Family in the Frame
One of my favourite pictures is a black and white photograph by Emmet Gowin that shows two children, a boy and a girl, entwined in short grass. The boy straddles her, but is collapsed forwards so that they are chest to chest and ear to ear. He is topless, wearing only a pair of dark denim shorts. The curve of his neck traces the line of her jaw, while the fingers of her right hand rest lightly on the opposite side of his neck, the index finger on the back of his left ear, the little finger against his shoulder. She is wearing a white hairband and a few strands of dark hair have escaped across her forehead, stopping just short of her closed eyes. Blades of grass stick to his white back and limbs, and also to her thighs and calves. The dark and angular texture of the grass that surrounds them rhymes with his straw like hair, but contrasts with the soft, pale skin of their childish bodies.
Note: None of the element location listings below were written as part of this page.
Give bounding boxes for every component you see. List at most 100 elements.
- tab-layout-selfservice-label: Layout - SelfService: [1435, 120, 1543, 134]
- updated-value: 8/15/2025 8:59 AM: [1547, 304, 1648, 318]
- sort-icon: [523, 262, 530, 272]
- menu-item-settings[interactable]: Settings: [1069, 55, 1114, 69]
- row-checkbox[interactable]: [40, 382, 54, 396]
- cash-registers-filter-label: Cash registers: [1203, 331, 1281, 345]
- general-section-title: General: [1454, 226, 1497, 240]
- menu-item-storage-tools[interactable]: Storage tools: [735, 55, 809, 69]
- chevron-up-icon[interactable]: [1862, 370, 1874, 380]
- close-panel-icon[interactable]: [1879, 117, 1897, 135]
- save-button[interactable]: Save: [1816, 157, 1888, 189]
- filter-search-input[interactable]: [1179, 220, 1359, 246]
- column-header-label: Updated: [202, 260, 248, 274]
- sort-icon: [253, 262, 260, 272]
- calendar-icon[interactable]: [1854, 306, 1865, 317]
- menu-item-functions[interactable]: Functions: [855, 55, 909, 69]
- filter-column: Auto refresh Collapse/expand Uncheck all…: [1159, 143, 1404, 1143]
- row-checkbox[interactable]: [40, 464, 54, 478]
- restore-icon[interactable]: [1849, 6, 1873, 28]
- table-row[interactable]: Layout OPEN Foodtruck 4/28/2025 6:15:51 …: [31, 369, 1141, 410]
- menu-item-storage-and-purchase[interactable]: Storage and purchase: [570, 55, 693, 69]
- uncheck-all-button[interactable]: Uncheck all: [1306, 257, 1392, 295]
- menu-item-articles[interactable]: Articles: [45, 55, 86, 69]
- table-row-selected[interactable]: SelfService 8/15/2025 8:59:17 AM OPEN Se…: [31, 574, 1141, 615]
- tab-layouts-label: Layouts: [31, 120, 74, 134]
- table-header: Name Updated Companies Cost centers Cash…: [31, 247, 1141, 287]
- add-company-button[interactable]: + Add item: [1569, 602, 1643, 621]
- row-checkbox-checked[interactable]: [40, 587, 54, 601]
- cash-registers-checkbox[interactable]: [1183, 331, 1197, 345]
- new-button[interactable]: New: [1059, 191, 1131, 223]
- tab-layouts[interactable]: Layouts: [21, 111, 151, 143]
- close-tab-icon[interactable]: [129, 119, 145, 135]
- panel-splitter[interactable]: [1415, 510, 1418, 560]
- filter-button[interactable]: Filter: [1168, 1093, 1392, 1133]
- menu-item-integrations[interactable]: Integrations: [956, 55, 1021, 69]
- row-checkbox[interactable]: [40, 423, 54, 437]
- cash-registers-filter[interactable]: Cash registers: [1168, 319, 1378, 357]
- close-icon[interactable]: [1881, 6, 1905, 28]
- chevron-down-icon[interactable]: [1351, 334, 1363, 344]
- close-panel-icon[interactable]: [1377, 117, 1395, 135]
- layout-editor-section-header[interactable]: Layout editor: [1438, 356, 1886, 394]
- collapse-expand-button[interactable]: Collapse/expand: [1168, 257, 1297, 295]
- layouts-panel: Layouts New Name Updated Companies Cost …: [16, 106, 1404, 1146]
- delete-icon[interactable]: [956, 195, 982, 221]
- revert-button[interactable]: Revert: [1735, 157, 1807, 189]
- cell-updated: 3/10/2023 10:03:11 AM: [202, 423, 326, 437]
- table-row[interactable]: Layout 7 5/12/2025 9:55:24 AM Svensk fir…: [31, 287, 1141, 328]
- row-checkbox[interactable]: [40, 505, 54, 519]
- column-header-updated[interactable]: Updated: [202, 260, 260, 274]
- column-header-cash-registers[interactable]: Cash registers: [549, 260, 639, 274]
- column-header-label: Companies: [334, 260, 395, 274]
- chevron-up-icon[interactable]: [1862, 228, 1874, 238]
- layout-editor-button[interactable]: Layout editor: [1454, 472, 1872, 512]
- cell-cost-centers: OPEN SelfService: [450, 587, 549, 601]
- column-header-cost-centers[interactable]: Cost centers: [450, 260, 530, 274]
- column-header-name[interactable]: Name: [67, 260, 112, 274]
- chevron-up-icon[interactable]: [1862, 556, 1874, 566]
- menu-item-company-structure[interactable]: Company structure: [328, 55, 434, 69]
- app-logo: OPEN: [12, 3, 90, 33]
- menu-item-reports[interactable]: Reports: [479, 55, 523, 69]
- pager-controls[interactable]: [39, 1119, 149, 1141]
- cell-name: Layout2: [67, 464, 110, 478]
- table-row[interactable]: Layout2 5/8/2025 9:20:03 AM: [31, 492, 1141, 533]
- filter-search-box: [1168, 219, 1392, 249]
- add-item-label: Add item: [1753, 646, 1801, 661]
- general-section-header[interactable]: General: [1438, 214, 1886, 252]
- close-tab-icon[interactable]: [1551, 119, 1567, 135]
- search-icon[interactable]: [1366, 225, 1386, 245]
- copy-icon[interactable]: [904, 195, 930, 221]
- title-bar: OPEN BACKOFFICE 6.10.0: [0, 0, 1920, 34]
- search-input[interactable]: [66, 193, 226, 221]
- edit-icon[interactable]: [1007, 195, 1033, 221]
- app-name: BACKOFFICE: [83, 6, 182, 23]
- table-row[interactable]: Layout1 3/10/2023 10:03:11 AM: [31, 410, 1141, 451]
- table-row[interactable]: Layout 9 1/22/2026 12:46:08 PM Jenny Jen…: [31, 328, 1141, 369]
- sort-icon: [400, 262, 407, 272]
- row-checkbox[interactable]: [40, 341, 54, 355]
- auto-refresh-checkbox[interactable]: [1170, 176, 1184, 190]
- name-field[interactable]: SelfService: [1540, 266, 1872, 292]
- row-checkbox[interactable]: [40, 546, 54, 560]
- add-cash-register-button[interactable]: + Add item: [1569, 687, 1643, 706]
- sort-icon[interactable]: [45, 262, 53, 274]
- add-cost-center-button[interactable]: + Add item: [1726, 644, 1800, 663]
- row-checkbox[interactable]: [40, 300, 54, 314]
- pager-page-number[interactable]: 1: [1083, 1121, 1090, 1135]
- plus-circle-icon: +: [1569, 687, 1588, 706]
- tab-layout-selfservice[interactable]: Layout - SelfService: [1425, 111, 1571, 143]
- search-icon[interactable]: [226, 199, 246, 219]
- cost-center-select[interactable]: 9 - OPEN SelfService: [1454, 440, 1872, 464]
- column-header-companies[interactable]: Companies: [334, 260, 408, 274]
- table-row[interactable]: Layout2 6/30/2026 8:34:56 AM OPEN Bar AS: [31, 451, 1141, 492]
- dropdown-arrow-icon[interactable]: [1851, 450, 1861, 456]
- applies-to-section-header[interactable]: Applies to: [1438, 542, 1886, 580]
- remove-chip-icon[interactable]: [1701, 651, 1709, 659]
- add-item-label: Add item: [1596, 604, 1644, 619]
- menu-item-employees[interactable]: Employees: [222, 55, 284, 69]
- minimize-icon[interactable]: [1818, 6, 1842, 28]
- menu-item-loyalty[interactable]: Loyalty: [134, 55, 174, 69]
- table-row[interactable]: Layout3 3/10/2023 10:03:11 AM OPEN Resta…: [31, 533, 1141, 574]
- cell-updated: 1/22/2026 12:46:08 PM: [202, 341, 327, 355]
I see an almost transcendent peace and abandonment in their repose; from her beatific expression, eyes closed, lips parted; to his surrender to gravity. However, it is the pull between tension and tranquility that elevates this image for me. Below the bliss, there is a sense that this scene is the result of something more dynamic, more aggressive. Their bodies suggest relaxation but also exhaustion, perhaps the result of a ferocious bout? Are they submerged in an embrace or are we looking at the victor pinning the vanquished? Her right hand lies so delicately against his skin, keeping him close; yet literally on the other hand, her left arm is pinned uncomfortably under his body, her left hand awkwardly trying to free itself at his hip. His left hand is balled into a fist, seemingly grasping the grass at her elbow; but is he pushing against the ground to lessen her discomfort at his weight, or is he pulling himself down, the better to hold her in place?